Difference between output AMS Sketch and Count Sketch algorithm


I am trying to understand the differences between the AMS sketch and the Count Sketch algorithms. The way i understand it is that both of their goals/outputs are to return a sketch, that is a frequency vector. That contains the frequencies of elements in a passing steam. What is the difference between the two?

Intuitively it would make sense that the AMS algorithm only indicates whether or not an elment has passed by, and doesn't actually count how many times. Although I am not sure if this is correct.

Furthermore i am not sure why the need for a sketch is there in the first place. Why not just have a normal dictionary that increments a counter each time an element hashes to some value in the dictionary?

Hope that made sense.

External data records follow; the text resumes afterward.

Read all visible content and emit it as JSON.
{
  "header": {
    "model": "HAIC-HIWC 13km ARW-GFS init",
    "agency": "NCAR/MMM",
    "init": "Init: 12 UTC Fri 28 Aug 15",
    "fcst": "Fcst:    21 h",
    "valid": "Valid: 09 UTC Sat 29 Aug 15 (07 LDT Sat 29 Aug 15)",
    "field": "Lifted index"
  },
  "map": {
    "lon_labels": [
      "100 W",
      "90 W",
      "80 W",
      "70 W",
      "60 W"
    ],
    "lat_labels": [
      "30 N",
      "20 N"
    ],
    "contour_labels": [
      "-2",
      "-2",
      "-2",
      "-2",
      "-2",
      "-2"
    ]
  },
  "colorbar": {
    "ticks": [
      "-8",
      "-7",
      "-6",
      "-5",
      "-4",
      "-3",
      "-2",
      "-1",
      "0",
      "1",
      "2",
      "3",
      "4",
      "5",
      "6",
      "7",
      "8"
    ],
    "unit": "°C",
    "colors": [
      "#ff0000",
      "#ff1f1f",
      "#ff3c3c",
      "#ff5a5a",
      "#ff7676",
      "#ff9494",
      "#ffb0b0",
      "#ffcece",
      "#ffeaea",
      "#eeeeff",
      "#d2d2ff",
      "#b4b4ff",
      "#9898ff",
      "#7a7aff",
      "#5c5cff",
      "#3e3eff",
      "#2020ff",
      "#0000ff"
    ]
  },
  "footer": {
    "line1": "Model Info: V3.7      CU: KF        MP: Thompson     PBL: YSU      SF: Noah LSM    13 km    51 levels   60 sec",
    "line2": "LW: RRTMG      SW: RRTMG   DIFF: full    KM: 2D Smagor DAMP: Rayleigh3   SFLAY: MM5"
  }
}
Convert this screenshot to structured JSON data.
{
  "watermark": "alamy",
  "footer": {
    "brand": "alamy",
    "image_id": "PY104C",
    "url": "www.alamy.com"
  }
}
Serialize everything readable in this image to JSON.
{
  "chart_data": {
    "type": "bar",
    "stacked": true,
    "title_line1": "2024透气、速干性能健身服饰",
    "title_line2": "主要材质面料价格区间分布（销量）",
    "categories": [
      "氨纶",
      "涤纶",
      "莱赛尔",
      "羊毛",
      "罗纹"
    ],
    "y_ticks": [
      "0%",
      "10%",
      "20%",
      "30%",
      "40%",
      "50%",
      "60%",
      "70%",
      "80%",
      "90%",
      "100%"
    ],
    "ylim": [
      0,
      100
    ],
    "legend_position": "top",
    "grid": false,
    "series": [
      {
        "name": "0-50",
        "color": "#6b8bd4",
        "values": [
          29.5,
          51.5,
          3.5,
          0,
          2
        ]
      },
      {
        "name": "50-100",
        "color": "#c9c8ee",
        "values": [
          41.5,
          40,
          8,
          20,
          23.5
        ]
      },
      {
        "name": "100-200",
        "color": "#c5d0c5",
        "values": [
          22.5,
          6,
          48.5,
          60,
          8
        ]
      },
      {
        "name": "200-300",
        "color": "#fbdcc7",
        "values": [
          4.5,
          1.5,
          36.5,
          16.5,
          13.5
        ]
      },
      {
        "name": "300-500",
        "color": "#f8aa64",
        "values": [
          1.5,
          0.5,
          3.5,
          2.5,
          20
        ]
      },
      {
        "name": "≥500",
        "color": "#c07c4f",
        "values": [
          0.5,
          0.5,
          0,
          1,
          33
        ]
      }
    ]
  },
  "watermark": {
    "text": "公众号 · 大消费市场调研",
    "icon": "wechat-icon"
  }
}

Thanks


Solution

  • Both are attempts to address the problems involved keeping counts of more elements than you actually can put in your dictionary. You cannot possibly do this, but you can solve related problems with some error rate.

    The AMS sketch tries to solve the problem of estimating various aggregate statistics correctly. Such as the sum of the squares of the frequencies.

    The count sketch tries to solve the problem of estimating individual counts correctly. So at any point you can take any particular value that you might have seen, and produce an estimate of how many times you have seen it. This estimate is unbiased, equally likely to be high or low.

    The count-min sketch is like the count sketch except that it provides an upper bound of how many times you have seen it. (The "min" refers to a min that you take inside of the algorithm.)